In need of help?
We know that there is a “challenge gap” between training in project management and applying pm knowledge in your daily work. This “gap” we fill. We provide project management support.
Empower Project Managers
Our aim is to empower a project manager to truly drive the project along on the right tracks.
Project manager support focuses on several areas:
- improve current competences in project management and develop new ones
- finetune interpersonal communication skills across boarders often in virtual setting
- increase mental flexibility and problem-solving capabilities
- adopt a constructive attitude throughout all project phases,
We suggest a flexible approach to support project managers. The options are:
Coaching:Reflect with the project manager on issues at hand so that s/he can find new perspectives and ways how to tackle challenges,
Consulting:Exchange on tools and best practices in project management in order to broaden the project manager’s tool set and add new skills to the inventory
Mentoring:Discuss and guide a manager throughout a project in order to strengthen self- confidence and effective and efficient management.
Your PM Support Team
PMI PMP, Prince 2, Hermes, PMI ACP, SCRUM
A good tool in project manager support is the GROW model. We apply it in our work and a project manager in return can apply it with his or her teammates.

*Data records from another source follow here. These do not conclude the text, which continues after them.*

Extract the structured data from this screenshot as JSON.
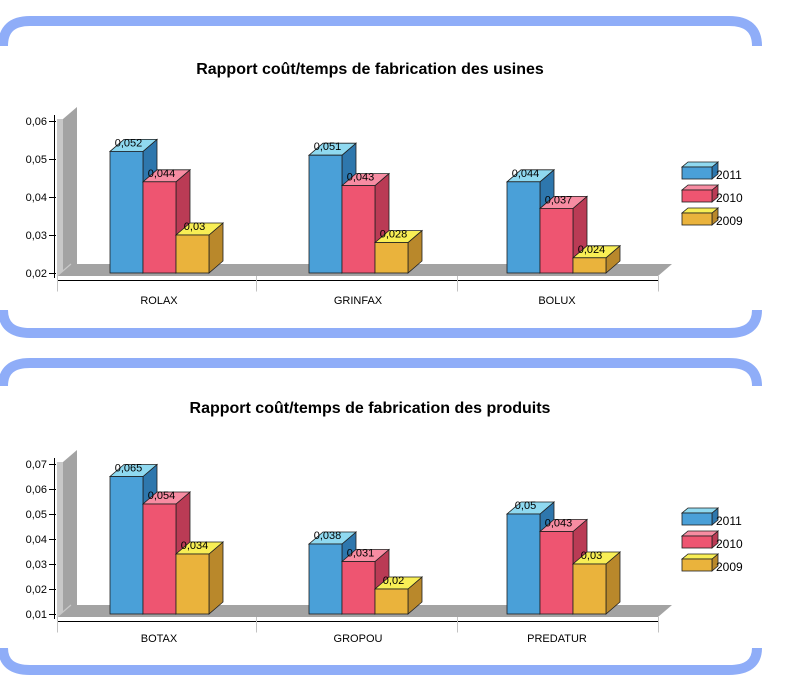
{
  "page": {
    "frame_color": "#8FADF8",
    "background": "#FFFFFF",
    "wall_color": "#A3A3A3",
    "wall_light_color": "#C8C8C8",
    "axis_color": "#000000",
    "category_tick_color": "#C2C2C2"
  },
  "legend": {
    "entries": [
      "2011",
      "2010",
      "2009"
    ]
  },
  "chart_data": [
    {
      "type": "bar",
      "style": "3d-clustered",
      "title": "Rapport coût/temps de fabrication des usines",
      "categories": [
        "ROLAX",
        "GRINFAX",
        "BOLUX"
      ],
      "series": [
        {
          "name": "2011",
          "values": [
            0.052,
            0.051,
            0.044
          ],
          "value_labels": [
            "0,052",
            "0,051",
            "0,044"
          ],
          "color_front": "#4AA0D8",
          "color_top": "#8FD9F0",
          "color_side": "#2E77AD"
        },
        {
          "name": "2010",
          "values": [
            0.044,
            0.043,
            0.037
          ],
          "value_labels": [
            "0,044",
            "0,043",
            "0,037"
          ],
          "color_front": "#EE5571",
          "color_top": "#F78CA2",
          "color_side": "#BA3B55"
        },
        {
          "name": "2009",
          "values": [
            0.03,
            0.028,
            0.024
          ],
          "value_labels": [
            "0,03",
            "0,028",
            "0,024"
          ],
          "color_front": "#EAB33C",
          "color_top": "#F8EE55",
          "color_side": "#B9882B"
        }
      ],
      "y_tick_labels": [
        "0,02",
        "0,03",
        "0,04",
        "0,05",
        "0,06"
      ],
      "ylim": [
        0.02,
        0.06
      ],
      "xlabel": "",
      "ylabel": "",
      "grid": false,
      "legend_position": "right"
    },
    {
      "type": "bar",
      "style": "3d-clustered",
      "title": "Rapport coût/temps de fabrication des produits",
      "categories": [
        "BOTAX",
        "GROPOU",
        "PREDATUR"
      ],
      "series": [
        {
          "name": "2011",
          "values": [
            0.065,
            0.038,
            0.05
          ],
          "value_labels": [
            "0,065",
            "0,038",
            "0,05"
          ],
          "color_front": "#4AA0D8",
          "color_top": "#8FD9F0",
          "color_side": "#2E77AD"
        },
        {
          "name": "2010",
          "values": [
            0.054,
            0.031,
            0.043
          ],
          "value_labels": [
            "0,054",
            "0,031",
            "0,043"
          ],
          "color_front": "#EE5571",
          "color_top": "#F78CA2",
          "color_side": "#BA3B55"
        },
        {
          "name": "2009",
          "values": [
            0.034,
            0.02,
            0.03
          ],
          "value_labels": [
            "0,034",
            "0,02",
            "0,03"
          ],
          "color_front": "#EAB33C",
          "color_top": "#F8EE55",
          "color_side": "#B9882B"
        }
      ],
      "y_tick_labels": [
        "0,01",
        "0,02",
        "0,03",
        "0,04",
        "0,05",
        "0,06",
        "0,07"
      ],
      "ylim": [
        0.01,
        0.07
      ],
      "xlabel": "",
      "ylabel": "",
      "grid": false,
      "legend_position": "right"
    }
  ]
}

The GROW model is a tool to structure a conversation and understand the types of questions one should be asking to energize and empower the other person in his/ her task. What does GROW mean and how does it work?

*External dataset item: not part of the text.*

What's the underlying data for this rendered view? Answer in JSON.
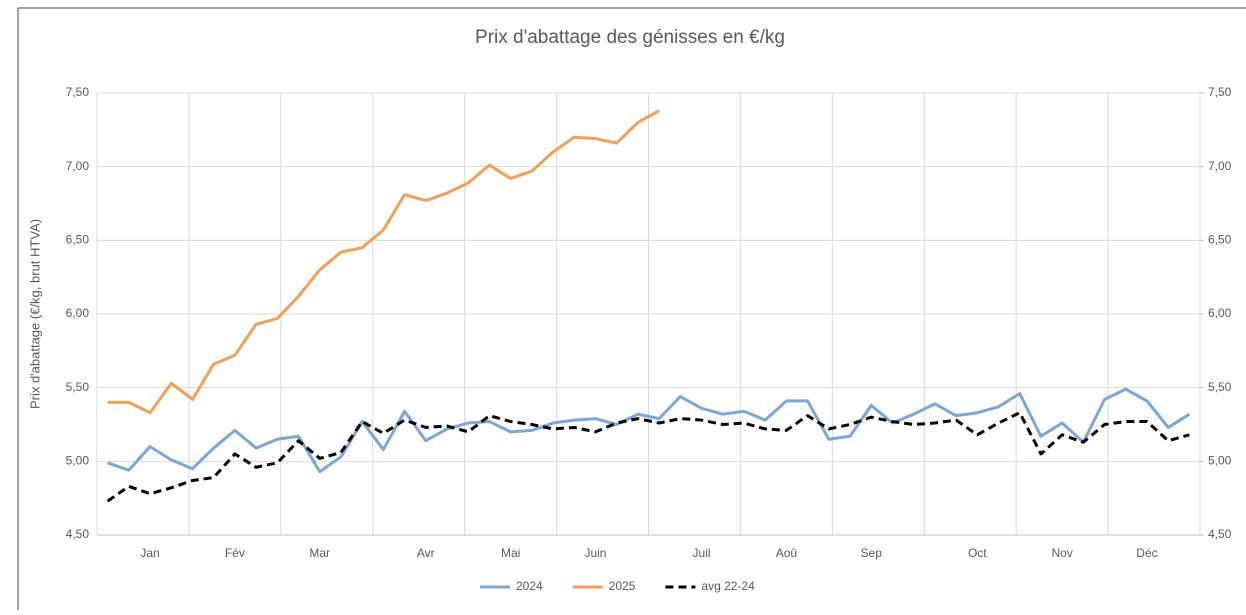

Goal: understand what the issue is and set goals for the issue. What would the other person like to achieve? What does the situation look like when the problem is resolved?
Reality: let the other person tell his/her story. What is happening right now and how does the person experience the situation? What has the person already tried in order to resolve the issue?

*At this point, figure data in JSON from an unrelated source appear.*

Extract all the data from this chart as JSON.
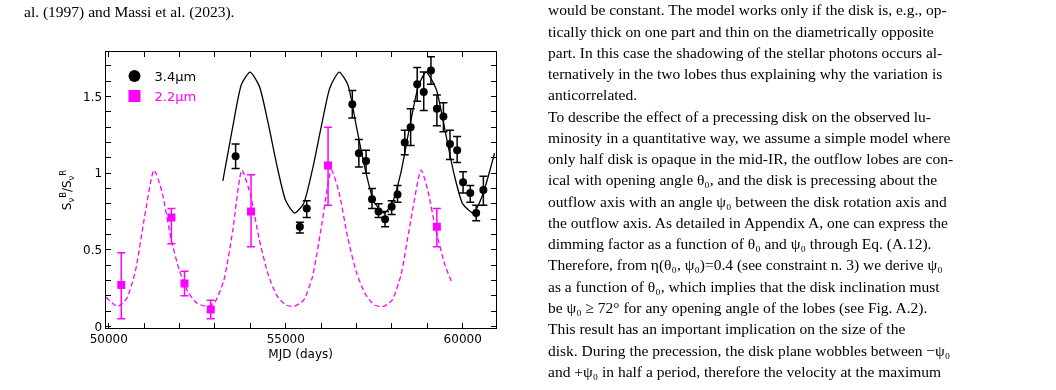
{
  "chart_data": {
    "type": "scatter",
    "xlabel": "MJD (days)",
    "ylabel": "S$_{ν}$$^{B}$/S$_{ν}$$^{R}$",
    "xlim": [
      49910,
      60930
    ],
    "ylim": [
      -0.01,
      1.79
    ],
    "xticks": [
      50000,
      {
        "value": 51000,
        "label": null
      },
      {
        "value": 52000,
        "label": null
      },
      {
        "value": 53000,
        "label": null
      },
      {
        "value": 54000,
        "label": null
      },
      55000,
      {
        "value": 56000,
        "label": null
      },
      {
        "value": 57000,
        "label": null
      },
      {
        "value": 58000,
        "label": null
      },
      {
        "value": 59000,
        "label": null
      },
      60000
    ],
    "yticks": [
      0,
      {
        "value": 0.1,
        "label": null
      },
      {
        "value": 0.2,
        "label": null
      },
      {
        "value": 0.3,
        "label": null
      },
      {
        "value": 0.4,
        "label": null
      },
      0.5,
      {
        "value": 0.6,
        "label": null
      },
      {
        "value": 0.7,
        "label": null
      },
      {
        "value": 0.8,
        "label": null
      },
      {
        "value": 0.9,
        "label": null
      },
      1,
      {
        "value": 1.1,
        "label": null
      },
      {
        "value": 1.2,
        "label": null
      },
      {
        "value": 1.3,
        "label": null
      },
      {
        "value": 1.4,
        "label": null
      },
      1.5,
      {
        "value": 1.6,
        "label": null
      },
      {
        "value": 1.7,
        "label": null
      }
    ],
    "legend": "top left",
    "series": [
      {
        "name": "3.4μm",
        "marker": "circle",
        "color": "#000000",
        "x": [
          53583,
          55398,
          55593,
          56880,
          57066,
          57270,
          57437,
          57622,
          57806,
          57992,
          58158,
          58362,
          58529,
          58714,
          58899,
          59103,
          59270,
          59455,
          59640,
          59843,
          60010,
          60214,
          60381,
          60584
        ],
        "values": [
          1.11,
          0.65,
          0.77,
          1.45,
          1.13,
          1.08,
          0.83,
          0.75,
          0.7,
          0.78,
          0.86,
          1.2,
          1.3,
          1.58,
          1.53,
          1.67,
          1.42,
          1.37,
          1.19,
          1.15,
          0.94,
          0.87,
          0.74,
          0.89
        ],
        "errors": [
          [
            1.03,
            1.19
          ],
          [
            0.61,
            0.68
          ],
          [
            0.71,
            0.82
          ],
          [
            1.36,
            1.54
          ],
          [
            1.04,
            1.22
          ],
          [
            1.0,
            1.15
          ],
          [
            0.77,
            0.9
          ],
          [
            0.71,
            0.8
          ],
          [
            0.65,
            0.75
          ],
          [
            0.73,
            0.82
          ],
          [
            0.81,
            0.92
          ],
          [
            1.12,
            1.28
          ],
          [
            1.18,
            1.42
          ],
          [
            1.47,
            1.69
          ],
          [
            1.41,
            1.66
          ],
          [
            1.58,
            1.76
          ],
          [
            1.31,
            1.51
          ],
          [
            1.27,
            1.46
          ],
          [
            1.09,
            1.28
          ],
          [
            1.07,
            1.24
          ],
          [
            0.87,
            1.01
          ],
          [
            0.81,
            0.92
          ],
          [
            0.69,
            0.79
          ],
          [
            0.79,
            0.98
          ]
        ]
      },
      {
        "name": "2.2μm",
        "marker": "square",
        "color": "#ff00ff",
        "x": [
          50352,
          51768,
          52139,
          52880,
          54019,
          56195,
          59270
        ],
        "values": [
          0.27,
          0.71,
          0.28,
          0.11,
          0.75,
          1.05,
          0.65
        ],
        "errors": [
          [
            0.05,
            0.48
          ],
          [
            0.54,
            0.77
          ],
          [
            0.2,
            0.36
          ],
          [
            0.05,
            0.17
          ],
          [
            0.52,
            0.99
          ],
          [
            0.79,
            1.3
          ],
          [
            0.52,
            0.77
          ]
        ]
      },
      {
        "type": "line",
        "color": "#000000",
        "line_style": "solid",
        "marker": "none",
        "x": [
          53222,
          53500,
          53750,
          53992,
          54250,
          54500,
          54750,
          55000,
          55250,
          55500,
          55750,
          56000,
          56250,
          56510,
          56750,
          57000,
          57250,
          57500,
          57780,
          58000,
          58250,
          58500,
          58750,
          58964,
          59250,
          59500,
          59750,
          60000,
          60300,
          60550,
          60900
        ],
        "values": [
          0.95,
          1.3,
          1.58,
          1.66,
          1.57,
          1.33,
          1.05,
          0.82,
          0.74,
          0.8,
          1.02,
          1.3,
          1.56,
          1.66,
          1.58,
          1.3,
          1.02,
          0.81,
          0.74,
          0.8,
          1.0,
          1.3,
          1.57,
          1.66,
          1.55,
          1.28,
          1.0,
          0.8,
          0.74,
          0.85,
          1.13
        ]
      },
      {
        "type": "line",
        "color": "#ff00ff",
        "line_style": "dashed",
        "marker": "none",
        "x": [
          49920,
          50250,
          50500,
          50750,
          51000,
          51278,
          51500,
          51750,
          52000,
          52250,
          52500,
          52800,
          53000,
          53250,
          53500,
          53759,
          54000,
          54250,
          54500,
          54750,
          55000,
          55230,
          55500,
          55750,
          56000,
          56290,
          56500,
          56750,
          57000,
          57250,
          57500,
          57760,
          58000,
          58250,
          58500,
          58825,
          59000,
          59250,
          59500,
          59705
        ],
        "values": [
          0.19,
          0.13,
          0.18,
          0.36,
          0.7,
          1.02,
          0.88,
          0.58,
          0.36,
          0.22,
          0.15,
          0.13,
          0.16,
          0.3,
          0.62,
          1.02,
          0.86,
          0.57,
          0.34,
          0.2,
          0.14,
          0.13,
          0.17,
          0.32,
          0.64,
          1.02,
          0.88,
          0.58,
          0.35,
          0.21,
          0.14,
          0.13,
          0.17,
          0.33,
          0.65,
          1.02,
          0.9,
          0.62,
          0.4,
          0.28
        ]
      }
    ],
    "annotations": [
      "al. (1997) and Massi et al. (2023).",
      "would be constant. The model works only if the disk is, e.g., op-",
      "tically thick on one part and thin on the diametrically opposite",
      "part. In this case the shadowing of the stellar photons occurs al-",
      "ternatively in the two lobes thus explaining why the variation is",
      "anticorrelated.",
      "To describe the effect of a precessing disk on the observed lu-",
      "minosity in a quantitative way, we assume a simple model where",
      "only half disk is opaque in the mid-IR, the outflow lobes are con-",
      "ical with opening angle θ₀, and the disk is precessing about the",
      "outflow axis with an angle ψ₀ between the disk rotation axis and",
      "the outflow axis. As detailed in Appendix A, one can express the",
      "dimming factor as a function of θ₀ and ψ₀ through Eq. (A.12).",
      "Therefore, from η(θ₀, ψ₀)=0.4 (see constraint n. 3) we derive ψ₀",
      "as a function of θ₀, which implies that the disk inclination must",
      "be ψ₀ ≥ 72° for any opening angle of the lobes (see Fig. A.2).",
      "This result has an important implication on the size of the",
      "disk. During the precession, the disk plane wobbles between −ψ₀",
      "and +ψ₀ in half a period, therefore the velocity at the maximum"
    ]
  }
}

Options: brainstorm and or consult options for moving forward. Where are possible pathways to overcome the obstacle? What are the options for resolving this? What would be an ideal approach?
Will/Way: develop and verify commitment to a plan of action. What specific action will the person take and by when? What help does s/he need to carry out these actions?
We think this structure works fine and can be applied to a multitude of settings. Sometimes following the sequence above helps, sometimes one has to change the order of things to foster a constructive exchange.